Dr. Sarah Sun Liew has the experience to lead on Real Estate. She is working the CEO Real Estate investment, management and brokerage corporation; Meridian Beverly Hills Realty and Management Inc. She has over 30 certifications in courses in real estate brokerage, investment, mortgage, and law.
Real estate is a balancing act that needs to allow landlords to control their investments while respecting the rights of tenants.
1. Property owners are not allowed to charge free-market prices for their units. Tenants have previously faced extreme rent increases.
2. Apartments are legally capped at the number of people allowed. Many local zoning “uses a formula-based occupancy restriction, known as the two-plus one formula, which permits two people to occupy each bedroom, with one additional person in the living space”(SF Gate).
3. Property owners face significant income loss due to eviction and vacancy.
1. California recently passed a 5% increase after inflation and Sarah supports this bill. “In an indication of how dire housing problems have become, it also garnered the support of the California Business Roundtable, representing leading employers, and was unopposed by the state’s biggest landlords’ group”(NY Times).

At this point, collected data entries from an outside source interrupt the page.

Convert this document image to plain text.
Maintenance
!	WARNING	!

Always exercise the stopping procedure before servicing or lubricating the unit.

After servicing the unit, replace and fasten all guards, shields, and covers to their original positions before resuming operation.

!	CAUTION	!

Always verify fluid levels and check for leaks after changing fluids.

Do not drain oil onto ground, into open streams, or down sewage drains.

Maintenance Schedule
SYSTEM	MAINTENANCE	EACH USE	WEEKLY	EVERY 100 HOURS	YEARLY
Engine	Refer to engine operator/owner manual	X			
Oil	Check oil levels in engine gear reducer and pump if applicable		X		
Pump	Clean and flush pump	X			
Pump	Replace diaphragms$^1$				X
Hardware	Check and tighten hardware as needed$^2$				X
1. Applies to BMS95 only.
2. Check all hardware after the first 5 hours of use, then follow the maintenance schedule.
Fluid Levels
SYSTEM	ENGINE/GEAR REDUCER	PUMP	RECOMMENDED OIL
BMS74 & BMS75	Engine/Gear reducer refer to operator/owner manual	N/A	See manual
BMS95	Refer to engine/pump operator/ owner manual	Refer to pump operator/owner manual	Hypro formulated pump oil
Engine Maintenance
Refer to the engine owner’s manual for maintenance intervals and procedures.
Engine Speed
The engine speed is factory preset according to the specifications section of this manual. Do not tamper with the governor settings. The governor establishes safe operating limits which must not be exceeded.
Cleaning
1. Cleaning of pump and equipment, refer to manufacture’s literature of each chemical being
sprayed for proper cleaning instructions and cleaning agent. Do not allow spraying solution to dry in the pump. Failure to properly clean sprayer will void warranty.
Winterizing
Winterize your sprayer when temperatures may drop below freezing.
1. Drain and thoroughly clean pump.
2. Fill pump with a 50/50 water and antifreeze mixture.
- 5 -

This is a win-win that all sides have mostly agreed to.
2. The Federal code is more efficient in that it focuses on the size of the apartment instead of rooms which can vary greatly in size. “Each dwelling must have at least one room measuring at least 120 square feet, and all other habitable rooms excluding kitchens must be at least 70 square feet. The minimum dwelling size determines the maximum occupancy rate. Two people can occupy a minimum-size dwelling. For each additional occupant, the minimum must increase by 50 square feet”(SF Gate).
3. “Landlords have always been able to evict tenants for not paying the rent, violating the lease, conducting criminal activity on the property or other causes for which the tenants are at fault”(San Fran Chronicle). Eviction is a drawn-out process that should be streamlined through arbitration. We should also research an insurance program for high-risk tenants, much like PMI is required form mortgages that do not have a 20% down payment.